Quadros de Lucebert
MEU POEMA
sou o fantasma holofote
instalado em nicho escuro
- 'aqui há gato' -
sussurra a jóia surripiada
ofuscada por mim ao voltar da festa
sou um espantalho sou olhado
no ovo recheado da minha dor
e a ave que deixa o filhote
espatifar-se no chão (é a sua espécie)
nasce com olhos meigos
sou o grande caos após o incêndio
sou o mobiliário gotejante
que ainda fumega e sou o torcer de mãos
o beber aguardente na noite húmida
sou a constipação após o grande incêndio
sou o tirano pálido na manhã alva
o seu relógio vai atrasado
mas o coração antecipa a sentença de morte
e uivo ao cheiro de carne humana
embora não goze tal delícia há anos
sou a rapariga que na minha memória
encontro na colina florida
converso com ela tão meigamente
como a brisa estival fala ao convalescente
ela é muito pálida e tem rosto de memória
sou a voz que não dá voz
ao que já tem voz
mas que sobre o silêncio angustioso
coloca a imagem miraculosa de uma palavra
e só depois alheio a todo o medo
se sabe o que eu quis dizer com tudo isto
o Poema é amuleto
LUCEBERT (pseudónimo de L. J. Swaanswijk, Holanda, 1924-1994) é a incarnação do espírito cinquentista: exuberante, agressivo, rebelde. Tanto na sua obra plástica, como na de poeta, é manifesto o seu desprezo por dogmas e convenções artísticas e sociais. Busca a inspiração na arte primitiva (o tema do negro), na ingenuidade (tema da criança), na espontaneidade, na atonalidade, do que resulta uma arte sumamente revolucionária, livre, mas ao mesmo tempo estruturada pelo intuito de restituir ao homem as forças elementares, perdidas ou recalcadas na civilização ocidental.
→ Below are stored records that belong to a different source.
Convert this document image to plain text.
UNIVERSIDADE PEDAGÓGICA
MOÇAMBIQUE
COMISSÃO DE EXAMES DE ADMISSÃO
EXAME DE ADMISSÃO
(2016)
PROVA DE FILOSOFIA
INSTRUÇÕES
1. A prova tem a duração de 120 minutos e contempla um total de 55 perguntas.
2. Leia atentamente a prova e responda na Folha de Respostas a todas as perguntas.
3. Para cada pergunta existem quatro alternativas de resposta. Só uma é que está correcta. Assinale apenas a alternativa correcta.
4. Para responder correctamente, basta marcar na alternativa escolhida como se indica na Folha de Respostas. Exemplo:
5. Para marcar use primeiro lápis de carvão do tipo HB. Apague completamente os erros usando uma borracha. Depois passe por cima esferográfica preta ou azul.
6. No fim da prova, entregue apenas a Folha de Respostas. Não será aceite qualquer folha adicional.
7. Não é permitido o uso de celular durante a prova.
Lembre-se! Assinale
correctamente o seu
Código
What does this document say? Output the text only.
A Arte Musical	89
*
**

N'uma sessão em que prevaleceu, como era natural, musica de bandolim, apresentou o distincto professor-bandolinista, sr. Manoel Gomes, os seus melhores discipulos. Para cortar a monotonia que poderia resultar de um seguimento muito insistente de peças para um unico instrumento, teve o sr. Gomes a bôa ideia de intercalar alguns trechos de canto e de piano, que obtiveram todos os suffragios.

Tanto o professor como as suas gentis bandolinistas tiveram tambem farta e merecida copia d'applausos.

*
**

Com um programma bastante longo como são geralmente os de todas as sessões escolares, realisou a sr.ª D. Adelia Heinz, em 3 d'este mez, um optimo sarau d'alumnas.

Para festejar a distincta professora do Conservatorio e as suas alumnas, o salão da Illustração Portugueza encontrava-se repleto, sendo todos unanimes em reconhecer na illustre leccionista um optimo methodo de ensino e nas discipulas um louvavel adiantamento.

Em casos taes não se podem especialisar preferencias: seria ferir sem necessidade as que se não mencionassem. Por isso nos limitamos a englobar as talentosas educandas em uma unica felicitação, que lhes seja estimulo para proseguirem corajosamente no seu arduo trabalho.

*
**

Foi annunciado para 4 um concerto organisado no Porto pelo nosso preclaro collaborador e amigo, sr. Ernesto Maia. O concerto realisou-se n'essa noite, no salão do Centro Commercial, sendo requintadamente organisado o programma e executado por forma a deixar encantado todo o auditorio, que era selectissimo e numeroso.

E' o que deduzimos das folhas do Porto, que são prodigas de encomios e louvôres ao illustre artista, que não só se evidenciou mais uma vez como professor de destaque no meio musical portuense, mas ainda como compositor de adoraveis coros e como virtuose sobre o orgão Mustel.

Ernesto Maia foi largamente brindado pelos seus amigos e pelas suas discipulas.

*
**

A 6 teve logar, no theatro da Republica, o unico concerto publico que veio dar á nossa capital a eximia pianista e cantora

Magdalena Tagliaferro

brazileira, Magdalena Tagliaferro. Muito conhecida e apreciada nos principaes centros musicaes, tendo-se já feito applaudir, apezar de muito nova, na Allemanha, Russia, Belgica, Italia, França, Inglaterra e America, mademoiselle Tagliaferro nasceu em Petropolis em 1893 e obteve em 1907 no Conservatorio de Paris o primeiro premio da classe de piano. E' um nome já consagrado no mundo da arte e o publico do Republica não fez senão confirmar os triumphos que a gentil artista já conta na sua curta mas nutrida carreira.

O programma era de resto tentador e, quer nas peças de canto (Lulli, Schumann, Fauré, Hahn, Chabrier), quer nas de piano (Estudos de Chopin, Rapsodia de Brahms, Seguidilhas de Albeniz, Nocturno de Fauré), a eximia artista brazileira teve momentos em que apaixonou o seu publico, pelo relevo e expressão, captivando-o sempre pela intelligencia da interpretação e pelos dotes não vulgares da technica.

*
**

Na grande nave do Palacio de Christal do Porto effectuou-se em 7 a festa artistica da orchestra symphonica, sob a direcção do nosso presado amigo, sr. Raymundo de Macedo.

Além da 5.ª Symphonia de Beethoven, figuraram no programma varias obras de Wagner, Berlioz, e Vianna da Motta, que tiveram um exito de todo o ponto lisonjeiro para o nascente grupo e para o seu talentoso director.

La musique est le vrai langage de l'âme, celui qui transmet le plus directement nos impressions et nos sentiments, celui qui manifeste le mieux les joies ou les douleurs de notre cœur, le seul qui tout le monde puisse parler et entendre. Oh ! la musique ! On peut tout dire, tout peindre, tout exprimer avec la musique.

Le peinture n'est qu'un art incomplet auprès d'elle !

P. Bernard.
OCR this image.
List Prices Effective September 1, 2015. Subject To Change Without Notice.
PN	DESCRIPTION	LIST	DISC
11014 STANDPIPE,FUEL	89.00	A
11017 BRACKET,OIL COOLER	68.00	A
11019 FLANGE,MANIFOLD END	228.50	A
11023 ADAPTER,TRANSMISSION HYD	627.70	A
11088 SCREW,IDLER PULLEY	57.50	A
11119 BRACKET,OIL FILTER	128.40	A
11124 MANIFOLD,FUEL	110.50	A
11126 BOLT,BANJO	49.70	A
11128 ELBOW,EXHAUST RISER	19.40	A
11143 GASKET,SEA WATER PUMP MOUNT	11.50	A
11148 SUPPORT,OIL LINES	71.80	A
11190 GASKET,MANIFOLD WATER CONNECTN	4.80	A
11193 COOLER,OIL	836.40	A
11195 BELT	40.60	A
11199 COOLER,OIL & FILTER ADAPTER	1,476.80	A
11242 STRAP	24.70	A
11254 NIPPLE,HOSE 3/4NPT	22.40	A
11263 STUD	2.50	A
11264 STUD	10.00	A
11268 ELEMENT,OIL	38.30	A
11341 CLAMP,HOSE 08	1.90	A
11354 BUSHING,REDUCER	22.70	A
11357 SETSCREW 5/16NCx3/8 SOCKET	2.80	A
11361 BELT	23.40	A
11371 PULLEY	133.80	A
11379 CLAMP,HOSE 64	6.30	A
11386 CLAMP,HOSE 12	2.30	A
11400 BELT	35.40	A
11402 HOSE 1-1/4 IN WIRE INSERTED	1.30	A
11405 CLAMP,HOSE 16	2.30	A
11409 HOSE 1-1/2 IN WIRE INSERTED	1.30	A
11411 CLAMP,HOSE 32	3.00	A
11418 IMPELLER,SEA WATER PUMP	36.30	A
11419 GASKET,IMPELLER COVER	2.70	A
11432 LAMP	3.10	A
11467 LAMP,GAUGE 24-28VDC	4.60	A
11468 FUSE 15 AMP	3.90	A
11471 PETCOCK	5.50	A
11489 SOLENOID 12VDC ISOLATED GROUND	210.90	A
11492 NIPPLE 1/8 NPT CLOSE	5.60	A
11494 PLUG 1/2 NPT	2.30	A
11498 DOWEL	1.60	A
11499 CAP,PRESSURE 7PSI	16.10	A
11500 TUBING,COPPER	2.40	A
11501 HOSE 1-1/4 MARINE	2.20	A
Pelo seu olhar desprevenido, que considera as coisas sem situá-las em qualquer sistema, pela absoluta liberdade de associações de imagens, pelo emprego de metáforas, símbolos e mitos, pela formação de neologismos e pela desintegração da sintaxe, Lucebert é, à primeira leitura, um dos mais difíceis poetas holandeses modernos.